7 Comments leave one →
  1. Jane permalink
    November 6, 2014 12:49 am

    Bonus tax rates can be tricky, but figure a minimum of 38% and possibly 50% will be taken in California. 25% of that is Fed, 10% is state, 6.2% is Social Security if not above ~110k for the year. If your Fed marginal tax rate is higher than 25%, you are underwithholding and will owe more federal tax on your bonus at the end of the year. You might be getting close to AMT territory at your income level.

    I also meant to comment on your previous post, but prepaying your mortgage before you max out tax-sheltered retirement vehicles made me cringe. You can alway prepay mortgage in a lump sum later. You can never regain tax-advantaged status for saving in a year if you don’t contribute the max. Also look into the loophole of converting after-tax 401k (if your employer allows) an traditional after-tax IRA contributions into Roth IRA accounts.

    If mortgage is under 6%, prepayment would be my very last priority. It’s the least liquid asset you have, and you seem concerned about having adequate liquid emergency funds. I would put that money in savings, and pay in lump sum once a year to the mortgage if you determined there were no other priorities or better investments.

    • November 6, 2014 7:48 am

      Yes, for 2014 only, we will most likely owe AMT. We’re only underwitholding for state (not purposely, we just didn’t do the math), so I’m guessing my bonus will actually reduce what we own since withholdings tend to be high. Either way, I’ll be sure to re-calculate as soon as I can.

      In general, I agree with the logic of maxing out retirement before mortgage prepayment. Between my husband and I, we have at least ~$60k of room to contribute to pretax retirement, possibly up to nearly $80k. This is unnecessary and unaffordable to max out. He also has a growing pension, and I have an old frozen one. We have a really solid foundation there.

      On the other hand, our house is unfortunately quite expensive (due to houses here just being expensive, not because it is anything fancy). In the first few years at least, I’m just a lot more comfortable bringing the balance down. It could also improve our cash flow for future years if we refinance. Mathematically, I agree we’re better off investing in the stock market (outside of retirement accounts even). But I’d like to manage the risk.

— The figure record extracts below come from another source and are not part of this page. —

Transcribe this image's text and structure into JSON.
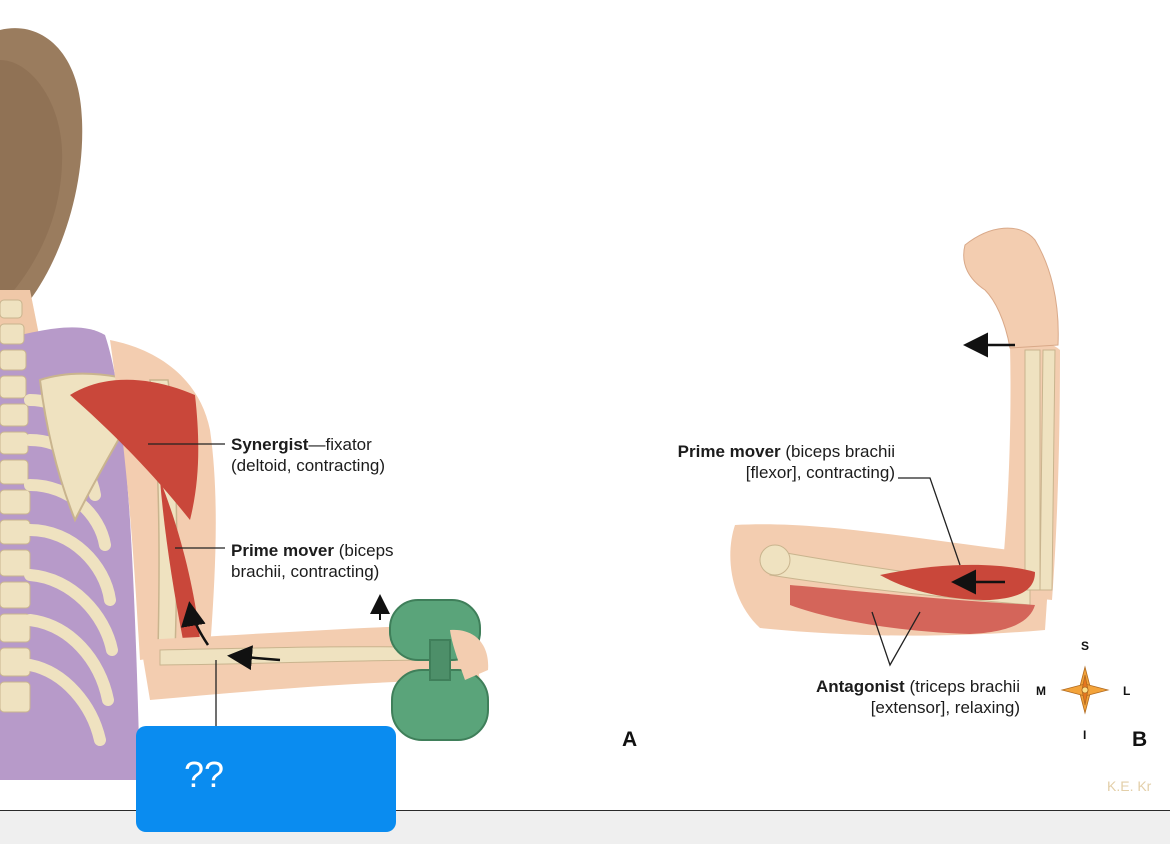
{
  "panel_a": {
    "synergist": {
      "term": "Synergist",
      "rest1": "—fixator",
      "line2": "(deltoid, contracting)"
    },
    "prime_mover": {
      "term": "Prime mover",
      "rest1": " (biceps",
      "line2": "brachii, contracting)"
    },
    "letter": "A"
  },
  "panel_b": {
    "prime_mover": {
      "term": "Prime mover",
      "rest1": " (biceps brachii",
      "line2": "[flexor], contracting)"
    },
    "antagonist": {
      "term": "Antagonist",
      "rest1": " (triceps brachii",
      "line2": "[extensor], relaxing)"
    },
    "letter": "B",
    "compass": {
      "superior": "S",
      "inferior": "I",
      "medial": "M",
      "lateral": "L"
    }
  },
  "watermark": "K.E. Kr",
  "answer_box": {
    "text": "??",
    "color": "#0a8cf0"
  },
  "colors": {
    "muscle": "#c9473a",
    "skin": "#f3cdb0",
    "bone": "#efe2c0",
    "shirt": "#b79ac9",
    "hair": "#9a7c5e",
    "dumbbell": "#5aa47a"
  }
}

  2. November 6, 2014 3:56 am

    Quite right – when customers tell us they are happy about the free services at the library where I work, we remind them that their taxes are paying for it.

    Our situation is so different in Canada where we don’t get any tax deduction for mortgage interest or property taxes, and we have universal health care.

    • November 6, 2014 7:50 am

      Not free, but I’m paying for it either way, so I may as well use it! 🙂

      I actually just got my card last weekend after living here 11 months. My library has a tool loan program, where you can check out power tools for pretty small fees. Very cool!

  3. November 6, 2014 10:32 am

    Ah tax planning! Your 2015 savings planning has inspired me into figuring out what mine looks like and what balance I can pay the mortgage down to by the end of 2015.

    I just checked my property taxes and this year, $0.00 from them went to the library! I am so sad about that – I love the library! Mine even have books with no return by date, which is pretty sweet.

    I think I might actually get a small refund when I get around to filing my income taxes for 2014. My goal is always to get a refund of under $1,000 and I should succeed in that goal! I’ve been helping my boyfriend with his tax planning too 🙂 Eeeeee he’s moving in officially soon (by the end of the year :D)!!

    • November 6, 2014 7:13 pm

      Yay for 2015 planning! It is honestly very calming and exciting, as we’ve had pretty unpredictable years in both 2013 – 2014 (maybe 2012?) as T transitioned from his training to his full career. We’re now moved, both started new jobs, and likely will stay planted for quite some time. yay!

  4. November 11, 2014 10:58 am

    The library isn’t free and neither is anything else. People don’t realize how taxes work or how important it is for everyone to pay them, home owners and none home owners. It’s what keeps the services we need to function going! Congrats on the house purchase and good job getting started on taxes!